Yea my computer is somewhat the same, a lil better minus the 8600 and i cant even get one person to buy it for 300


----------



## teamhex (Oct 4, 2008)

Sell it to someone locally, I sold a $250 PC for $500 once . They were happy with it and it did what they wanted so I see nothing wrong with it.


----------



## Dystopia (Oct 6, 2008)

teamhex said:


> Sell it to someone locally, I sold a $250 PC for $500 once . They were happy with it and it did what they wanted so I see nothing wrong with it.



 you could help me out. lol if i don't sell it on ebay, then im gonna re list it here, cheaper of course.  my reserve is at 400, cuz ebay will take like 20 bucks in fee's!!


----------



## tlarkin (Oct 6, 2008)

I use Craig's list to sell my old computers.  I have them meet me in person and pay cash for it.  I list it at my set price and always say "or best offer."  I haven't had a problem selling anything just yet.

I do however, get some d-bags who want to argue price with me.  When I sold my old HP business class laptop the dude tried to tell me it was worth $150 tops (I was asking $300 for it) and gave me a link that prices out old equipment.  I went to his link and ran though the questionaire about make model and specs, and it priced it at $280 so my $300 was fair.
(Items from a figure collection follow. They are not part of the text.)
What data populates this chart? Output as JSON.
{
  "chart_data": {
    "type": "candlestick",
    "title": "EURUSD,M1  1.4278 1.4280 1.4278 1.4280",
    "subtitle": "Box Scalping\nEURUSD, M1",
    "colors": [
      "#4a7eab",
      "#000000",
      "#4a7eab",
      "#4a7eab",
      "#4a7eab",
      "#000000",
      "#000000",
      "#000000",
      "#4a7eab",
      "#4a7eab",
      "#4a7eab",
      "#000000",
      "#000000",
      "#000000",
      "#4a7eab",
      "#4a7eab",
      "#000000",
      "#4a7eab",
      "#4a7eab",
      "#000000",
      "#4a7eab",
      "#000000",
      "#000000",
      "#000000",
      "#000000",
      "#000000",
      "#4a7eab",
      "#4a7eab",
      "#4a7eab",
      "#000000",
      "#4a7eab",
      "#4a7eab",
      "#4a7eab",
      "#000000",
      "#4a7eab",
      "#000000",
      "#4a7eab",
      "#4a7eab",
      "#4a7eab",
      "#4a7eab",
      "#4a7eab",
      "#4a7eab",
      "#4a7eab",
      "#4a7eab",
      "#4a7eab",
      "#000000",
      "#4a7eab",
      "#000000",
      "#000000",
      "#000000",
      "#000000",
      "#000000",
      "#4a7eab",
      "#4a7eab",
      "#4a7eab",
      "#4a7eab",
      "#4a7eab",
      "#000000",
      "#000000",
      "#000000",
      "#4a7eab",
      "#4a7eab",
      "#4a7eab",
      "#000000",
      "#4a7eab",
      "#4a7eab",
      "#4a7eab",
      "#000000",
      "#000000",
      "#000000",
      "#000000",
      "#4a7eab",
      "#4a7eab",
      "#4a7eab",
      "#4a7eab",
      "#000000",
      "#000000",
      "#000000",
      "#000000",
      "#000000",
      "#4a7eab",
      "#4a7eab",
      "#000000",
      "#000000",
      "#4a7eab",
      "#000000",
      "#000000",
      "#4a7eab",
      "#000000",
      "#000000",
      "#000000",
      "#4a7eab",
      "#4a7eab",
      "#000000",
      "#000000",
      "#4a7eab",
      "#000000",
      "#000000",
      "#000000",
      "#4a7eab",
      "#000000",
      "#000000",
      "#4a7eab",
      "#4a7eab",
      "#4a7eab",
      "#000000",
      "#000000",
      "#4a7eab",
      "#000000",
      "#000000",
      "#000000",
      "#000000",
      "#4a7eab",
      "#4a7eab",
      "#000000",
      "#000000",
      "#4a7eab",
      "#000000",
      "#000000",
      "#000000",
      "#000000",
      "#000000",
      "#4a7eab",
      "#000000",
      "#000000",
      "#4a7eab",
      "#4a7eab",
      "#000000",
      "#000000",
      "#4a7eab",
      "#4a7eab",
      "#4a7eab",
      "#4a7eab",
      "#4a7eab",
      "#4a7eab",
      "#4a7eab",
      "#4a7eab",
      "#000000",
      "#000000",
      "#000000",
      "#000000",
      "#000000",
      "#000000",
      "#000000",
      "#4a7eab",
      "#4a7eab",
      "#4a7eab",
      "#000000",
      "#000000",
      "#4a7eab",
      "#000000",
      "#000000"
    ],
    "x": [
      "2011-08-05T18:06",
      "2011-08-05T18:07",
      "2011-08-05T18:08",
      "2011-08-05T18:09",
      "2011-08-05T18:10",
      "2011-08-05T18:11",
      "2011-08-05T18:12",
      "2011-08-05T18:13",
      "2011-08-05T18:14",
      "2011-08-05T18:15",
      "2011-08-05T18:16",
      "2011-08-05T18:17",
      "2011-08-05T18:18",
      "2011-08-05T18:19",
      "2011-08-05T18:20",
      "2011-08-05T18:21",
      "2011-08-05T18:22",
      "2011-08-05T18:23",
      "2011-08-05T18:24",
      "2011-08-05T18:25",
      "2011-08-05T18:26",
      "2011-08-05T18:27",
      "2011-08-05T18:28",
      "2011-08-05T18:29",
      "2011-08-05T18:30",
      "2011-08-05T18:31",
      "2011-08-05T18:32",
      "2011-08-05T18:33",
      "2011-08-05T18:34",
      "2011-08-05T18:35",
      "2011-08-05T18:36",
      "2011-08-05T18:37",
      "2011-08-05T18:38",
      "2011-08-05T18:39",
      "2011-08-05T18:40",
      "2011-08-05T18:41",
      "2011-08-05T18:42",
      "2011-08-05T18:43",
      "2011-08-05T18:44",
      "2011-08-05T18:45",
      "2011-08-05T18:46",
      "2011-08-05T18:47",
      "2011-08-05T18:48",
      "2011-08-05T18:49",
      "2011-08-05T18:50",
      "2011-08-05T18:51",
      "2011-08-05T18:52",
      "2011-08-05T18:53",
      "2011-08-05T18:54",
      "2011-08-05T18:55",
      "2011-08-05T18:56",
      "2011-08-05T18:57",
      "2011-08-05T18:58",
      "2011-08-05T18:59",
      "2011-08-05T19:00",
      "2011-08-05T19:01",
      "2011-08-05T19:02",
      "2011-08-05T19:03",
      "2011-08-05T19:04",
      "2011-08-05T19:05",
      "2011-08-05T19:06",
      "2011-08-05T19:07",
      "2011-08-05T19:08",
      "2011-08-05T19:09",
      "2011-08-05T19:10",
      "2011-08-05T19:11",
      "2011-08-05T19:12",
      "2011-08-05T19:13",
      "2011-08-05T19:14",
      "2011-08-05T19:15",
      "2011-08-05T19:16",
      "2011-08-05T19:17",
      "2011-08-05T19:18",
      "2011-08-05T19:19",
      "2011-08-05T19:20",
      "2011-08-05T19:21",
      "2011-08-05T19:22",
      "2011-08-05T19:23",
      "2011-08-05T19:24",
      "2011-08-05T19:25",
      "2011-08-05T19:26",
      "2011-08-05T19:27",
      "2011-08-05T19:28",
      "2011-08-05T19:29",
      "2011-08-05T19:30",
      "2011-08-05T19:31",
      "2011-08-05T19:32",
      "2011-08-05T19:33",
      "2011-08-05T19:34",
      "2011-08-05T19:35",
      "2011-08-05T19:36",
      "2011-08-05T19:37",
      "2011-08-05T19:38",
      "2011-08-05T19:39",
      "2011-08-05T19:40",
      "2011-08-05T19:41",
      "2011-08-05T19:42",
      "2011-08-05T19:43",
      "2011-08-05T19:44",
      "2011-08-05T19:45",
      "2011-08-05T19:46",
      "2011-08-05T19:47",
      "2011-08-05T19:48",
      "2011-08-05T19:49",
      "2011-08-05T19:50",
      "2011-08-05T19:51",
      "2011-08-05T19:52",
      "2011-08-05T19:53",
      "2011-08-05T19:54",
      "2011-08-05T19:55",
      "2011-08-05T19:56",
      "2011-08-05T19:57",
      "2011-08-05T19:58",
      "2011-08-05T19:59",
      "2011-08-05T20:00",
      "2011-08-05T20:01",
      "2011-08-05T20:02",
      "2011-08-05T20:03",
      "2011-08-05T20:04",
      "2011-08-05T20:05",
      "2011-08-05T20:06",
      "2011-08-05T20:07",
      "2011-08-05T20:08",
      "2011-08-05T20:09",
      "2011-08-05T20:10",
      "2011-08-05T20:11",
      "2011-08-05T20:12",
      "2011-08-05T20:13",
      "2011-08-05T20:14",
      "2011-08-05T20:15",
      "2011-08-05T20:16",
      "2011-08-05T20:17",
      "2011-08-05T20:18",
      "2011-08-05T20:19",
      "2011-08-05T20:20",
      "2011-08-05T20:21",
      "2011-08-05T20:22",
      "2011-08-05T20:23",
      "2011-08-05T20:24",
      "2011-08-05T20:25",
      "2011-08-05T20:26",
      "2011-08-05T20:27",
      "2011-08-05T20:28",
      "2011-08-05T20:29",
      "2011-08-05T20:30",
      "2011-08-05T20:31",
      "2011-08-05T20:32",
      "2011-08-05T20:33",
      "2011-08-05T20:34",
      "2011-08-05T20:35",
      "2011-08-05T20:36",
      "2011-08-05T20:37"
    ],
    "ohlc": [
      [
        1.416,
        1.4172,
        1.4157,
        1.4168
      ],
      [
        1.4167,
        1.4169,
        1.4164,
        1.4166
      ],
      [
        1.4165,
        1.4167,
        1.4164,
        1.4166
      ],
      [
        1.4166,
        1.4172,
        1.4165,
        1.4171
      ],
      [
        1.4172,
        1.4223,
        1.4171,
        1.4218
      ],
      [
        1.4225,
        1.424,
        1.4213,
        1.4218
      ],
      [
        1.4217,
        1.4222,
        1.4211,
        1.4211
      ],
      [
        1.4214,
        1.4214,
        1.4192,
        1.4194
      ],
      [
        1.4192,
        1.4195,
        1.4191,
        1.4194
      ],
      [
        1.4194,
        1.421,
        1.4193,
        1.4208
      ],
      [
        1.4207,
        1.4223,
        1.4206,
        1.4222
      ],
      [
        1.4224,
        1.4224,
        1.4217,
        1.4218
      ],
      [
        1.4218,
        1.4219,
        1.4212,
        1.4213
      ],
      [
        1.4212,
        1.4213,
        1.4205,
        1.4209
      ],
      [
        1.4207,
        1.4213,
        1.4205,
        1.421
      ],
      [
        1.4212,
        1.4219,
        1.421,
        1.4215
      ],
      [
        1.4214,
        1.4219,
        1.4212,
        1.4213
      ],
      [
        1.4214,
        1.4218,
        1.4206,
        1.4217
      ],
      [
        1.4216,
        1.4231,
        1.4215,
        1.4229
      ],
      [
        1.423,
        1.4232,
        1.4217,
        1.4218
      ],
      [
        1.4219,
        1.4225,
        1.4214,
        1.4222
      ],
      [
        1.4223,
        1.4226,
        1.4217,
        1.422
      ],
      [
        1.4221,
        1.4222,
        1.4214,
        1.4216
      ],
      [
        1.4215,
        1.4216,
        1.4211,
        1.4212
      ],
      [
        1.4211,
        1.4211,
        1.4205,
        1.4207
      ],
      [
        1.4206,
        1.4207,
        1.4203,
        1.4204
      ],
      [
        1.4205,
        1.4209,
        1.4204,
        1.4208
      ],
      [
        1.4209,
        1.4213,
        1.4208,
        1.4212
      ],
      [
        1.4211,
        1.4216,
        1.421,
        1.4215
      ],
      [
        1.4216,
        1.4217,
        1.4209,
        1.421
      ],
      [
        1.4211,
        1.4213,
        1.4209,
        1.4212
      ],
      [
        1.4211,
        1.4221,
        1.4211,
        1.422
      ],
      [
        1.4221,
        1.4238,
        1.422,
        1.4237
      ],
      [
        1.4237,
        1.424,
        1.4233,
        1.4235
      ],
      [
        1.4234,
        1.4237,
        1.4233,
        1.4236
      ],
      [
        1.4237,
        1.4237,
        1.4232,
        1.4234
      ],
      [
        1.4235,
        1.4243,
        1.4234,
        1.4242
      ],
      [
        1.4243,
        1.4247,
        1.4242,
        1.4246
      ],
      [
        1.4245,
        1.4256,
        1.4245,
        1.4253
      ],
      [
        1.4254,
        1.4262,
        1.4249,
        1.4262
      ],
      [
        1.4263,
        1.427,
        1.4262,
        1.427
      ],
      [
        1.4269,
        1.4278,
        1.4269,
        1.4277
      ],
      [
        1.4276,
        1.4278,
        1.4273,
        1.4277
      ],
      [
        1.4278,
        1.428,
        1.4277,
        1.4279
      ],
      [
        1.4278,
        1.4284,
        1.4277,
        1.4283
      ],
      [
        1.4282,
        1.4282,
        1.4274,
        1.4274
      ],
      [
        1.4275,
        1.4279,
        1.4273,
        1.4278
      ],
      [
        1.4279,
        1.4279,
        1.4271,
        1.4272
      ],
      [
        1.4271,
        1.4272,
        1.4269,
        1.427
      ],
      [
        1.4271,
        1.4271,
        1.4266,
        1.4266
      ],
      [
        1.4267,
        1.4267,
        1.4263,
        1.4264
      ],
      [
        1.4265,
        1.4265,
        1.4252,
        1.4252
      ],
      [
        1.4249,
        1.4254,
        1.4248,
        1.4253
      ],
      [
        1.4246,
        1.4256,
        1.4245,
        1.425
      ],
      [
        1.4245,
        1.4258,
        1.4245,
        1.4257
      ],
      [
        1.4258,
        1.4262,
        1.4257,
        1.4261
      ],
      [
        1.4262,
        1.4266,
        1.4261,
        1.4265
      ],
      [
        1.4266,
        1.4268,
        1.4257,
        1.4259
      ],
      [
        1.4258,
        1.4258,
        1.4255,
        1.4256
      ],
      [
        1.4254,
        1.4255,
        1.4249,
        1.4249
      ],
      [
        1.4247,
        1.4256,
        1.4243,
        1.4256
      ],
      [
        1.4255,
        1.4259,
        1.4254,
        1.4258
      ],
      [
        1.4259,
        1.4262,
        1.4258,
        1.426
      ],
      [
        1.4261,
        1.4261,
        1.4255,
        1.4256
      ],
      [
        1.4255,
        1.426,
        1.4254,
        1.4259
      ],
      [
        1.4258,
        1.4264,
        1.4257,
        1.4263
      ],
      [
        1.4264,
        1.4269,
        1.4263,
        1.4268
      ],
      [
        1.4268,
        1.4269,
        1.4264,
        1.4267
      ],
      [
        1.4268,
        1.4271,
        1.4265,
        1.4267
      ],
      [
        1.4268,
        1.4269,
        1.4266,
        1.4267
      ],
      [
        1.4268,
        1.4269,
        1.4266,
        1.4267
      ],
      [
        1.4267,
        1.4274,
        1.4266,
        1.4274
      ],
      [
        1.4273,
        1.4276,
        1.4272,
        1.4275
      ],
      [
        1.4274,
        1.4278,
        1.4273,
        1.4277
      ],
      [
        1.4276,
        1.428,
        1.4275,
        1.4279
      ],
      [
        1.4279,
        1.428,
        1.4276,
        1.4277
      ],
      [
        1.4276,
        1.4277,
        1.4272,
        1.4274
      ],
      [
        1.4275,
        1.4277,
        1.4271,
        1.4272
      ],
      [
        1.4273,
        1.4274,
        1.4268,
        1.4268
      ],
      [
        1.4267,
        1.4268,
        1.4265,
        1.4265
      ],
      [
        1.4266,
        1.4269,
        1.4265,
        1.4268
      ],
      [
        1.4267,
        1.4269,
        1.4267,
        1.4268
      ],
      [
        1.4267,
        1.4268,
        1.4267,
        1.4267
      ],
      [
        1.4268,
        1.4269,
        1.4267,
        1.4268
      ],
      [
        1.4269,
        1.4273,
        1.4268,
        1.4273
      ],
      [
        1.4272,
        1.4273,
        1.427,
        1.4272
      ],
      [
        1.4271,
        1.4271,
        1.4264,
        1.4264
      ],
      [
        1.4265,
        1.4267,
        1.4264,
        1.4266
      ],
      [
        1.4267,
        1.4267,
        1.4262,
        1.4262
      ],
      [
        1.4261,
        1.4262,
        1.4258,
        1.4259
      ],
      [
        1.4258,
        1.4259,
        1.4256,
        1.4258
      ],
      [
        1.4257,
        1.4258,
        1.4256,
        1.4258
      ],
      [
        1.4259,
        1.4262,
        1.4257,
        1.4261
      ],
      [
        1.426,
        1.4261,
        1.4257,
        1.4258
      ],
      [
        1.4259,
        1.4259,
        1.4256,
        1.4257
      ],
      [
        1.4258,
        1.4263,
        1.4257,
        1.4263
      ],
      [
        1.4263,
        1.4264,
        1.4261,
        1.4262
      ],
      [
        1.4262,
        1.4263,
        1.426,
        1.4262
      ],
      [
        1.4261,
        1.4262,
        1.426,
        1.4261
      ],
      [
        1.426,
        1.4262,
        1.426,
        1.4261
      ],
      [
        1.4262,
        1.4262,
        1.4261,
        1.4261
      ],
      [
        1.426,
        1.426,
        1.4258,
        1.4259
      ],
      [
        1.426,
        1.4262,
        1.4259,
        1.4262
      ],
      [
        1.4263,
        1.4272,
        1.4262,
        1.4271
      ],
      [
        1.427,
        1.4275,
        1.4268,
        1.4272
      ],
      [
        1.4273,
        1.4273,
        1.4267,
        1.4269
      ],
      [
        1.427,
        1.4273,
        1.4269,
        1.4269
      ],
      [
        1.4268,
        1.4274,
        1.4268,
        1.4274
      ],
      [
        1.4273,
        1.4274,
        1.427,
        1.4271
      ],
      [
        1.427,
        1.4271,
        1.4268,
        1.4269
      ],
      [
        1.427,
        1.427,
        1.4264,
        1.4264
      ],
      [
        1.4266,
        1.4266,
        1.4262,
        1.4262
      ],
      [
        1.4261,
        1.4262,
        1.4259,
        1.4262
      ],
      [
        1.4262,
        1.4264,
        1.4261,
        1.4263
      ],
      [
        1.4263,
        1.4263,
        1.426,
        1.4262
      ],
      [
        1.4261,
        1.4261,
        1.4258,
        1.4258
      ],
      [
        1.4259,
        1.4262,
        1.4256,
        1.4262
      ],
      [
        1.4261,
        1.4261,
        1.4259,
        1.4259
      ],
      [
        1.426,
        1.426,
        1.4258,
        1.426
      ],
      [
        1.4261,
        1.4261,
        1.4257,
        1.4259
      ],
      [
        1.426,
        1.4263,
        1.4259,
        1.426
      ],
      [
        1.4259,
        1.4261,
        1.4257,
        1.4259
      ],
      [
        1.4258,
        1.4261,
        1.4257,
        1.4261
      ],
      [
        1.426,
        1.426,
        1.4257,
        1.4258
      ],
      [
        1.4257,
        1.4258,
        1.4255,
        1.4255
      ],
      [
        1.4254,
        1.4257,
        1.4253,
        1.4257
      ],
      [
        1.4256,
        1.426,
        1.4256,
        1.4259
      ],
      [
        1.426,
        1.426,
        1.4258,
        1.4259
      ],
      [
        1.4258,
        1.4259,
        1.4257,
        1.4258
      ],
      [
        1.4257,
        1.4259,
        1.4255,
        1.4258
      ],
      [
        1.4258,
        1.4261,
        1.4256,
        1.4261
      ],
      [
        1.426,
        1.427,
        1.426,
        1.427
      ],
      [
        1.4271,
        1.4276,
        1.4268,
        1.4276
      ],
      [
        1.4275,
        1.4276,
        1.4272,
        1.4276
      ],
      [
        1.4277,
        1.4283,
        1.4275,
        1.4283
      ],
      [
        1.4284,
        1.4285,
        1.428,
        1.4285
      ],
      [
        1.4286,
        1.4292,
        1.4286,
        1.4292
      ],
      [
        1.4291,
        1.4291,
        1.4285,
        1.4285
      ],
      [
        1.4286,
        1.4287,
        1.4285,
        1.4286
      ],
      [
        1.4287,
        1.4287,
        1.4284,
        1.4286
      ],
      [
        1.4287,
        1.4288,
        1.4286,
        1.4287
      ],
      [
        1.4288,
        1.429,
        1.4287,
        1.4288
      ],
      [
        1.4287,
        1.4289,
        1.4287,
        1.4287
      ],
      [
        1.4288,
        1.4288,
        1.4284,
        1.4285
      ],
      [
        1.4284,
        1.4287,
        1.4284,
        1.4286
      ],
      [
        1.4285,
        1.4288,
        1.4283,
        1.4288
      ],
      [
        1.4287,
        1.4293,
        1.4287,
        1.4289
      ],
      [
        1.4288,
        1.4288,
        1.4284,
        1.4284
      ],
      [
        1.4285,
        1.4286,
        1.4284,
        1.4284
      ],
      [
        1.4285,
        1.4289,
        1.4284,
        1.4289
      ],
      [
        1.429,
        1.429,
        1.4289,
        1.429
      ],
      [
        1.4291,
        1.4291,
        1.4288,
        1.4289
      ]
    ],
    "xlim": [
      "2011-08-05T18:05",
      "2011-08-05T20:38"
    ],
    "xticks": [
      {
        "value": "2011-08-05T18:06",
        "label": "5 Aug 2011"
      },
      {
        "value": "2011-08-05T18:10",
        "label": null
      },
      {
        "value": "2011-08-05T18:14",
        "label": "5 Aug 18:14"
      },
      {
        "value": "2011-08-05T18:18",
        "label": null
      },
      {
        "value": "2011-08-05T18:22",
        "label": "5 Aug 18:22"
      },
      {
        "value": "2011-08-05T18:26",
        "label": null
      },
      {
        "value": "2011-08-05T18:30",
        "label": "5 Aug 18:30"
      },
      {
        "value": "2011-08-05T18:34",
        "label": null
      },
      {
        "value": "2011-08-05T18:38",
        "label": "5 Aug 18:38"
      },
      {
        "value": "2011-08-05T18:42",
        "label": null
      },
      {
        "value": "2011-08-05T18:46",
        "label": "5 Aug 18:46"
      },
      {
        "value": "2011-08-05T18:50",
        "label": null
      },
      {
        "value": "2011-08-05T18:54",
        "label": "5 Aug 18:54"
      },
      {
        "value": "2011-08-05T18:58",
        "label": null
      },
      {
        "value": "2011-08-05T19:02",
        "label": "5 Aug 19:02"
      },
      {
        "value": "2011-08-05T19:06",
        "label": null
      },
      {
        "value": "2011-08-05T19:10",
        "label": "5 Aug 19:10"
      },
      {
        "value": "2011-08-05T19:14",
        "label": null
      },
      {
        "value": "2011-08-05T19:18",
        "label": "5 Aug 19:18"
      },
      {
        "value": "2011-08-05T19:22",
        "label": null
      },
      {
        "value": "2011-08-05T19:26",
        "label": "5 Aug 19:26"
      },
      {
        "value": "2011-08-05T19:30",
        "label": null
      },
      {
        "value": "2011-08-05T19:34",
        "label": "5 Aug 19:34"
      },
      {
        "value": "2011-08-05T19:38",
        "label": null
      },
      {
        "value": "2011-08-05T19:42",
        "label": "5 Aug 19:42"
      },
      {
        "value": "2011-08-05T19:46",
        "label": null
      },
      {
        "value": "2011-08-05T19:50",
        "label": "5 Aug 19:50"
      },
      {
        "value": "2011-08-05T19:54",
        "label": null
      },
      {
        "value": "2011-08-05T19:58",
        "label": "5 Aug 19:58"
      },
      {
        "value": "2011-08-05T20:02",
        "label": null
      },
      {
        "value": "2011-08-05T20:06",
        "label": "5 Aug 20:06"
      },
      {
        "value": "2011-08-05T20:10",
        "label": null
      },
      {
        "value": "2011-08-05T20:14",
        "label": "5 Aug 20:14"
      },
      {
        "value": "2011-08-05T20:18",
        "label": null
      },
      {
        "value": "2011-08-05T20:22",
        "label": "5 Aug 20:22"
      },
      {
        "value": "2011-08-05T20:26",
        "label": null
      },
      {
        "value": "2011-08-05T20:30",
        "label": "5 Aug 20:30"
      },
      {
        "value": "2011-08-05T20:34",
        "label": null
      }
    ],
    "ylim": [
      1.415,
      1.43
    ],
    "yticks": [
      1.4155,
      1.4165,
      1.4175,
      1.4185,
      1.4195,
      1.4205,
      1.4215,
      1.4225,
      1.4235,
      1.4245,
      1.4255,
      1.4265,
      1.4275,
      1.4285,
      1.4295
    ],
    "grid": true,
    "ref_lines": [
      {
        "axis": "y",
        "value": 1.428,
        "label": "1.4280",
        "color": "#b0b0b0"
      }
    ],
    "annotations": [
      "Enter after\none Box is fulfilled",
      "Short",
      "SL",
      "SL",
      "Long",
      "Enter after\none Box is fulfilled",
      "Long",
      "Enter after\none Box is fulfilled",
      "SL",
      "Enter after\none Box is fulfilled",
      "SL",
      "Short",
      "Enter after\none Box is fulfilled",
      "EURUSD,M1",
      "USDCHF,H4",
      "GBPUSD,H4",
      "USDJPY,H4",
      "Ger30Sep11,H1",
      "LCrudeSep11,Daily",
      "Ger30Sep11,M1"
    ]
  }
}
There will always be jerks and idiots any where you go in life and on the Internet.


----------



## Dystopia (Oct 6, 2008)

good thinking. If all else fails, I might try that. I really was hoping to get at least 450 at the time, but after recalcutlating, taking different items, i calculated 420, shipped. that minus 30 bucks i already got  so i really need $390. Hopefully ill sell it on ebay...


----------



## DirtyD86 (Oct 6, 2008)

I think you picked the wrong place to sell those, try ebay


----------



## Dystopia (Oct 7, 2008)

DirtyD86 said:


> I think you picked the wrong place to sell those, try ebay



lol thats what im doin right now, already 1 bid, 6 watchers


----------



## Dystopia (Oct 12, 2008)

Did not sell, I am reposting it again since you guys "shit all over this thread" lol jk. But I am reposting it, a few thingss have changed!


----------